Memorandum: Plaintiff commenced this action seeking the imposition of a constructive trust in rental premises owned by defendant and leased and maintained by plaintiff, as well as an *1095accounting of funds received by defendant and the return of certain funds to plaintiff. Defendant asserted counterclaims alleging, inter alia, that plaintiff withheld monies from him relating to the rental premises, and served a notice to produce on plaintiff. Plaintiff did not serve a responsive pleading with respect to the counterclaims nor did plaintiff respond to the notice to produce, and defendant moved to compel disclosure. Supreme Court granted defendant’s motion to compel and issued a conditional order of preclusion with respect to the complaint and the counterclaims. Defendant did not receive a response to the notice to produce, and subsequently moved for dismissal of the complaint and judgment in the amount sought on his counterclaims based on plaintiffs default or, alternatively, for summary judgment on his counterclaims. Plaintiff in turn moved to vacate the default on the ground that it had provided the responses in compliance with the preclusion order and they had been lost in the mail. The court granted judgment on the counterclaims based on plaintiffs “default in pleading,” and following a hearing the court also granted defendant’s motion insofar as it sought dismissal of the complaint based on plaintiffs failure to provide a timely and sufficient response to the notice to produce. We affirm.
Plaintiffs contention that the court erred in failing to hold an inquest to determine the amount of damages sought in the counterclaims is not preserved for our review and, in any event lacks merit.
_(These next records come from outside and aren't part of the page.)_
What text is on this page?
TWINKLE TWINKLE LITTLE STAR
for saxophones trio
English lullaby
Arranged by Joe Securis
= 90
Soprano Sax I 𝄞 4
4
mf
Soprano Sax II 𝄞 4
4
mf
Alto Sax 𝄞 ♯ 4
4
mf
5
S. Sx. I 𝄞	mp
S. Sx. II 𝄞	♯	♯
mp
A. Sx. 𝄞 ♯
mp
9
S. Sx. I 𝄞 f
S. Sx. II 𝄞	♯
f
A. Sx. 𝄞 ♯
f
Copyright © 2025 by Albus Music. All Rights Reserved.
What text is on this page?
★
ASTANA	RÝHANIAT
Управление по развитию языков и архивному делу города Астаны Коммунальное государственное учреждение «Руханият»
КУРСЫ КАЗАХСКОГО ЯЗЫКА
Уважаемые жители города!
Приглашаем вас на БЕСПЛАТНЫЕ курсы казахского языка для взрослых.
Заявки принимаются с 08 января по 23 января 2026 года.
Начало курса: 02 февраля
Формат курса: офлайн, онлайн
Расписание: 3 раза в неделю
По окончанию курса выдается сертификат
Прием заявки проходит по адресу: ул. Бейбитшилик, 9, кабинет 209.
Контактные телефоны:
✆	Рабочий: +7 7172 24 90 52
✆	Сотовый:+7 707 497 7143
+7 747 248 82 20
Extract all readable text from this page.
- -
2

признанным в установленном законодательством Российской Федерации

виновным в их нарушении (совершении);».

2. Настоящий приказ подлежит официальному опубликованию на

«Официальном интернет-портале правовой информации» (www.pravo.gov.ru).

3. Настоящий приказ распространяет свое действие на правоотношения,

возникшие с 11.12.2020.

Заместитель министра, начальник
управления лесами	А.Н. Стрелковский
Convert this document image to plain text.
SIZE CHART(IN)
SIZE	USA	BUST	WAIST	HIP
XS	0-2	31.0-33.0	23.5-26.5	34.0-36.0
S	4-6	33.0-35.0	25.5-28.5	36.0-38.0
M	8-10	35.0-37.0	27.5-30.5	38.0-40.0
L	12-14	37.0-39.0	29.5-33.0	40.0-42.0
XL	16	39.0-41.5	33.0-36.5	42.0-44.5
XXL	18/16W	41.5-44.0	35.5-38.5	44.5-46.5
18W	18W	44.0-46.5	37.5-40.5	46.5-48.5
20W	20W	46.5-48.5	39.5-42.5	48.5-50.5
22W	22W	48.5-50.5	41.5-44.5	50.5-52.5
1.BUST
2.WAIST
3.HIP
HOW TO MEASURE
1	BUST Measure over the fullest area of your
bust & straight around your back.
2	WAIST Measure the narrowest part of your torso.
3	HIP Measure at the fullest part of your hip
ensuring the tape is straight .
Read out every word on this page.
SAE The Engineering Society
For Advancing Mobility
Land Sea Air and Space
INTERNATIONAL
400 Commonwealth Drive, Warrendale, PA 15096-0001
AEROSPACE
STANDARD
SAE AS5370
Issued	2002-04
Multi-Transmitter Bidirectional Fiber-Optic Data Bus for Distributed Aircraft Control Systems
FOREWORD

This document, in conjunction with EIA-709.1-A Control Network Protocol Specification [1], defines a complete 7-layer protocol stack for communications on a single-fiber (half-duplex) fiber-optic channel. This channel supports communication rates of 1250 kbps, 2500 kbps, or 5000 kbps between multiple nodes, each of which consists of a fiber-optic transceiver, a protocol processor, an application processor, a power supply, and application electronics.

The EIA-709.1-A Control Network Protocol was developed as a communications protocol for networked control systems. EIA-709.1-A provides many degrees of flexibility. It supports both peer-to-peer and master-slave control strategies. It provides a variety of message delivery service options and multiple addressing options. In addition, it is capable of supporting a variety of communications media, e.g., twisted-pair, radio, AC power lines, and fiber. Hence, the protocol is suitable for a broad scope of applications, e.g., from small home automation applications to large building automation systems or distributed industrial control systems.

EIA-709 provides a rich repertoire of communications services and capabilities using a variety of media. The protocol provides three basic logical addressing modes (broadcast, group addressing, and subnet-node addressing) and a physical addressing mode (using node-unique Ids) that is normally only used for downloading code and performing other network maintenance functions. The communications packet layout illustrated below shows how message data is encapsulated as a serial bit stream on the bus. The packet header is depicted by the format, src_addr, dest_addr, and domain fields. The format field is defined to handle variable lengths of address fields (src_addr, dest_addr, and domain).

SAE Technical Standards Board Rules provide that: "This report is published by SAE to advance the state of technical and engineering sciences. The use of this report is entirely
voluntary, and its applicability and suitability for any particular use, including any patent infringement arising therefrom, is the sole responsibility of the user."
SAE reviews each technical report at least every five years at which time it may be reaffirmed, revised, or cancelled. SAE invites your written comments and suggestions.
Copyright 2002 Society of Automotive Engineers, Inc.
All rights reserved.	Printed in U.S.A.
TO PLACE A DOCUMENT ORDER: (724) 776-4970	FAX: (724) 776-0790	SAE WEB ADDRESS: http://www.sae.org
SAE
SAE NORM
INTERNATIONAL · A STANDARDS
An inquest was not required inasmuch as defendant sought a sum certain, and plaintiff was precluded from introducing any evidence in opposition to defendant’s computation (see CPLR 3215 [a]; see also Rokina Opt. Co. v Camera King, 63 NY2d 728, 730 [1984]). Plaintiff likewise failed to preserve for our review its contentions regarding the scope of the preclusion order inasmuch as plaintiff did not oppose defendant’s motion to compel (see Howard Rosengarten, P.C. v Hott, 49 AD3d 328, 328-329 [2008]; see also Congleton v United Health Servs. Hosps., 67 AD3d 1148, 1150 [2009]). Even assuming, arguendo, that plaintiff timely responded to the notice to produce, we conclude that the court neither abused nor improvidently exercised its discretion in determining that plaintiff’s responses were insufficient (see Radder v CSX Transp., Inc., 68 AD3d 1743, 1745 [2009]).
Contrary to plaintiffs further contention, the court properly determined that the proffered defense of law office failure was without merit. Plaintiffs contention that its response to the notice to produce was lost in the mail was not corroborated and therefore did not constitute “ ‘a reasonable excuse for the *1096default’ ” (Hann v Morrison, 247 AD2d 706, 707 [1998]; cf. Papandrea v Acevedo, 54 AD3d 915, 916 [2008]; Cole v Delcamp, 288 AD2d 850, 851 [2001]). We have reviewed plaintiffs remaining contentions and conclude that they are without merit. Present — Scudder, EJ., Smith, Centra, Fahey and Peradotto, JJ.